Lalu Bagaimana dengan Pemain Besar Lainnya?ServiceNow mendapat pujian dari Rangan karena kepemimpinan CEO Bill McDermott yang sudah teruji di medan perang. Sementara Salesforce mendapatkan penilaian yang lebih reserved. Meski CEO Marc Benioff dinilai "masih bertarung", perusahaan masih perlu membuktikan bahwa produk AI terbarunya, Agentforce, benar-benar mendapatkan traksi di pasar dan pelanggan bersedia membayar premium untuk itu.
Fenomena ini mengingatkan kita pada dinamika di perusahaan teknologi lain.

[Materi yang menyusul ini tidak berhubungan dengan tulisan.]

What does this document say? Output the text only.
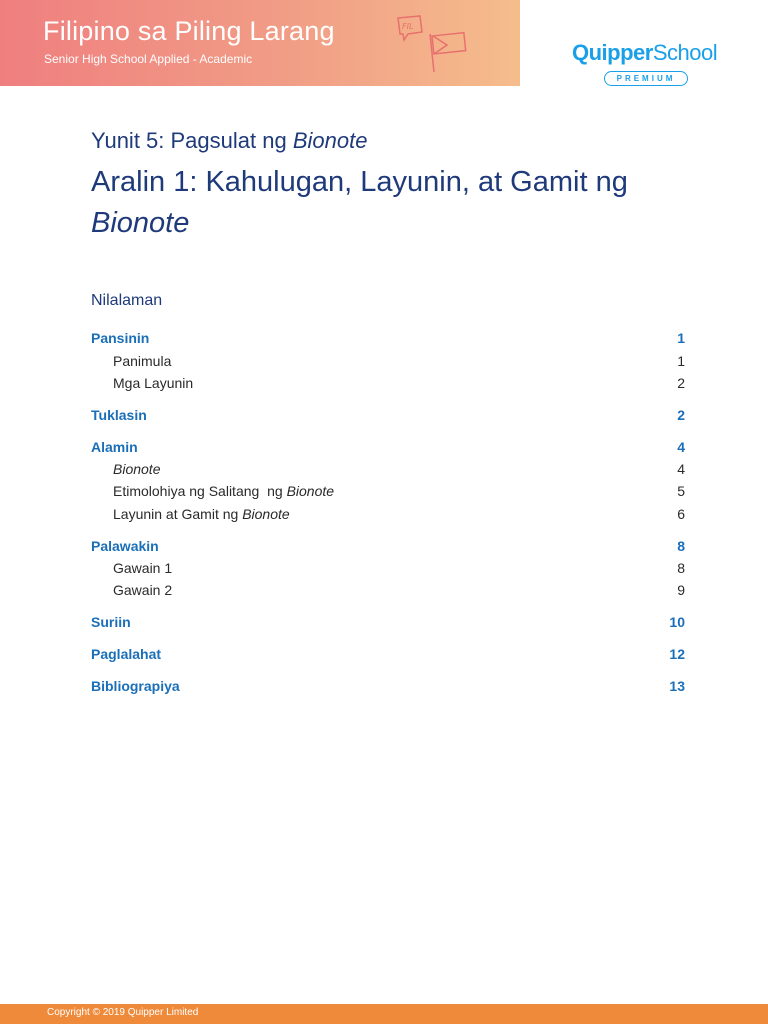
Filipino sa Piling Larang
Senior High School Applied - Academic
FIL
QuipperSchool
PREMIUM
Yunit 5: Pagsulat ng Bionote
Aralin 1: Kahulugan, Layunin, at Gamit ng
Bionote
Nilalaman
Pansinin	1
Panimula	1
Mga Layunin	2
Tuklasin	2
Alamin	4
Bionote	4
Etimolohiya ng Salitang  ng Bionote	5
Layunin at Gamit ng Bionote	6
Palawakin	8
Gawain 1	8
Gawain 2	9
Suriin	10
Paglalahat	12
Bibliograpiya	13
Copyright © 2019 Quipper Limited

Seperti Samsung Galaxy S25 Enterprise Edition yang fokus pada kebutuhan korporat, atau bahkan perkembangan di ekosistem iPhone 17 Pro dan Pro Max—semuanya menunjukkan pentingnya memahami segmentasi pasar yang spesifik.
Dalam industri yang didominasi oleh taruhan AI yang glamor, RBC menyoroti realitas yang lebih tenang: software vertikal mungkin tidak sepenuhnya kebal dari ancaman perusahaan AI, tetapi kombinasi antara entrenchment industri dan potensi domain-spesifik membuatnya menjadi ceruk yang langka dan—untuk sementara—AI-proof.
Laporan RBC merekomendasikan beberapa perusahaan software vertikal dengan rating "Outperform", mengutip kemampuan bertahan dan inovasi mereka di sekitar AI. Rekomendasi ini bukan sekadar tips investasi, tetapi pengakuan bahwa di era disrupsi teknologi, terkadang kekuatan terbesar justru terletak pada kedalaman, bukan keluasannya. Dan bagi bisnis yang mencari stabilitas di tengau badai AI, software vertikal mungkin adalah jawaban yang selama ini mereka cari.